Dive_into_Pytorch - （1）全连接层建立 - 《DeepLearning》

内容可见注释
#simple note in learning pytorch
import torch
import numpy
'''
# create tensor
x = torch.empty(5,3)
y = torch.rand(5,3)
z = torch.zeros(5,3)
print(y)
print(x)
print(z)
print (x.dtype)
print(z.dtype)
a=torch.tensor([5,5,3])
print(a)
b=torch.tensor([6,6,8])
print(b)
#basic operation
b=a+b
print(b)
b=torch.add(a,b)
print(b)
#special in place
b.add_(a)
print(b)
#resize
test=torch.rand(4,2)
print(test)
test=test.view(8)
print(test)
test=torch.rand(1)
print(test)
test2=test.item()
print(test2)
# transition between torch and numpy
# they share the data
a=torch.ones(5)
print (a)
b=a.numpy()
print(b)
b[1]=2
print(a)
print(b)
a =numpy.ones(5)
b=torch.from_numpy(a)
print(a)
print(b)
# if you have a GPU you can .....
if torch.cuda.is_available():
    device=torch.device("cuda")
    print("yes I have")
    y=torch.ones_like(b,device=device)
    b=b.to(device)
#warming up
# try to build a simple two layer neural net (using numpy)

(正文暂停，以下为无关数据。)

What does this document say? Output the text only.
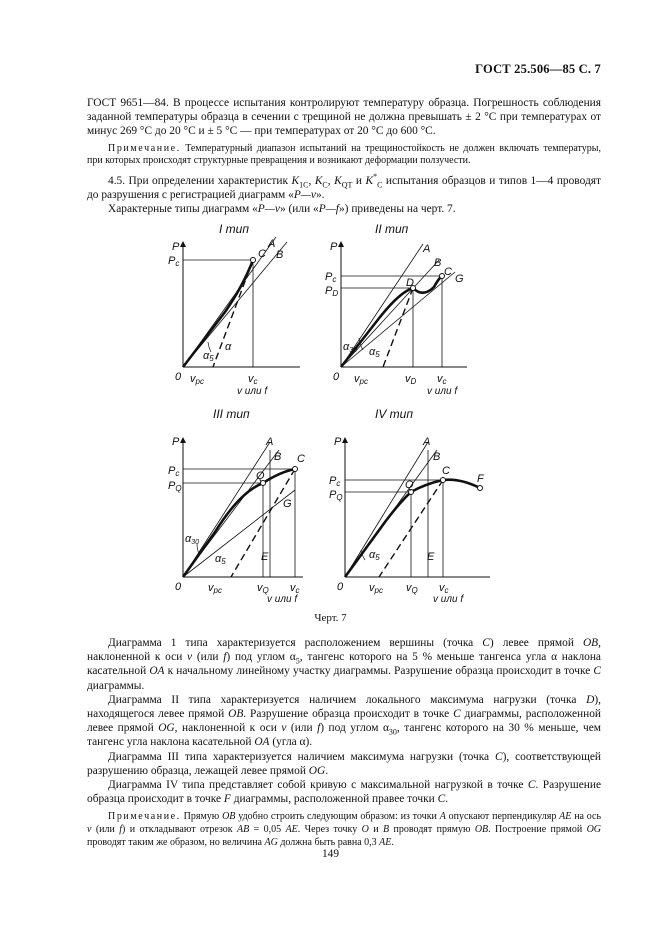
ГОСТ 25.506—85 С. 7

ГОСТ 9651—84. В процессе испытания контролируют температуру образца. Погрешность соблюдения заданной температуры образца в сечении с трещиной не должна превышать ± 2 °С при температурах от минус 269 °С до 20 °С и ± 5 °С — при температурах от 20 °С до 600 °С.

Примечание. Температурный диапазон испытаний на трещиностойкость не должен включать температуры, при которых происходят структурные превращения и возникают деформации ползучести.

4.5. При определении характеристик $K_{1C}$, $K_C$, $K_{QT}$ и $K^*_C$ испытания образцов и типов 1—4 проводят до разрушения с регистрацией диаграмм «P—v».

Характерные типы диаграмм «P—v» (или «P—f») приведены на черт. 7.

I тип
P
Pc
A
B
C
α
α5
0 vpc	vc
v или f
II тип
P
Pc
PD
A
B
C
D	G
α30 α5
0 vpc	vD vc
v или f
III тип
P
Pc
PQ
A
B C
Q
G
E
α30
α5
0 vpc	vQ vc
v или f
IV тип
P
Pc
PQ
A
B
C
Q	F
E
α5
0 vpc vQ vc
v или f
Черт. 7

Диаграмма 1 типа характеризуется расположением вершины (точка C) левее прямой OB, наклоненной к оси v (или f) под углом $\alpha_5$, тангенс которого на 5 % меньше тангенса угла α наклона касательной OA к начальному линейному участку диаграммы. Разрушение образца происходит в точке C диаграммы.

Диаграмма II типа характеризуется наличием локального максимума нагрузки (точка D), находящегося левее прямой OB. Разрушение образца происходит в точке C диаграммы, расположенной левее прямой OG, наклоненной к оси v (или f) под углом $\alpha_{30}$, тангенс которого на 30 % меньше, чем тангенс угла наклона касательной OA (угла α).

Диаграмма III типа характеризуется наличием максимума нагрузки (точка C), соответствующей разрушению образца, лежащей левее прямой OG.

Диаграмма IV типа представляет собой кривую с максимальной нагрузкой в точке C. Разрушение образца происходит в точке F диаграммы, расположенной правее точки C.

Примечание. Прямую OB удобно строить следующим образом: из точки A опускают перпендикуляр AE на ось v (или f) и откладывают отрезок AB = 0,05 AE. Через точку O и B проводят прямую OB. Построение прямой OG проводят таким же образом, но величина AG должна быть равна 0,3 AE.

149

N,D_in,H,D_out = 64,1000,100,10
x=numpy.random.randn(N,D_in)
y=numpy.random.randn(N,D_out)
w1=numpy.random.randn(D_in,H)
w2=numpy.random.randn(H,D_out)
learning_rate=1e-6
for t in range(500):
    # forward pass
    h=x.dot(w1)
    h_Relu=numpy.maximum(h,0)
    y_pred=h_Relu.dot(w2)
    #compute loss and use square loss
    loss = numpy.square(y_pred-y).sum()
    print(t,loss)
    #backward pass
    # 1. compute gradiend
    grad_y_pred=2.0*(y_pred-y)
    grad_w2 =h_Relu.T.dot(grad_y_pred)
    grad_h_relu=grad_y_pred.dot(w2.T)
    grad_h = grad_h_relu.copy()
    grad_h[h<0]=0
    grad_w1 = x.T.dot(grad_h)
    # Update weights
    w1 -= learning_rate * grad_w1
    w2 -= learning_rate * grad_w2
#now try to use torch to do the job
N,D_in,H,D_out = 64,1000,100,10
x=torch.randn(N,D_in)
y=torch.randn(N,D_out)
w1=torch.randn(D_in,H)
w2=torch.randn(H,D_out)
learning_rate=1e-6
for t in range(500):
    # forward pass
    h=x.mm(w1)
    h_Relu=h.clamp(min=0)
    y_pred=h_Relu.mm(w2)
    #compute loss and use square loss
    loss = (y_pred-y).pow(2).sum().item()
    print(t,loss)
    #backward pass
    # 1. compute gradiend
    grad_y_pred=2.0*(y_pred-y)
    grad_w2 =h_Relu.t().mm(grad_y_pred)
    grad_h_relu=grad_y_pred.mm(w2.t())
    grad_h = grad_h_relu.clone()
    grad_h[h<0]=0
    grad_w1 = x.T.mm(grad_h)
    # Update weights
    w1 -= learning_rate * grad_w1
    w2 -= learning_rate * grad_w2
#final version by using auto_backward
N,D_in,H,D_out = 64,1000,100,10
x=torch.randn(N,D_in,requires_grad=True)#default is False
y=torch.randn(N,D_out,requires_grad=True)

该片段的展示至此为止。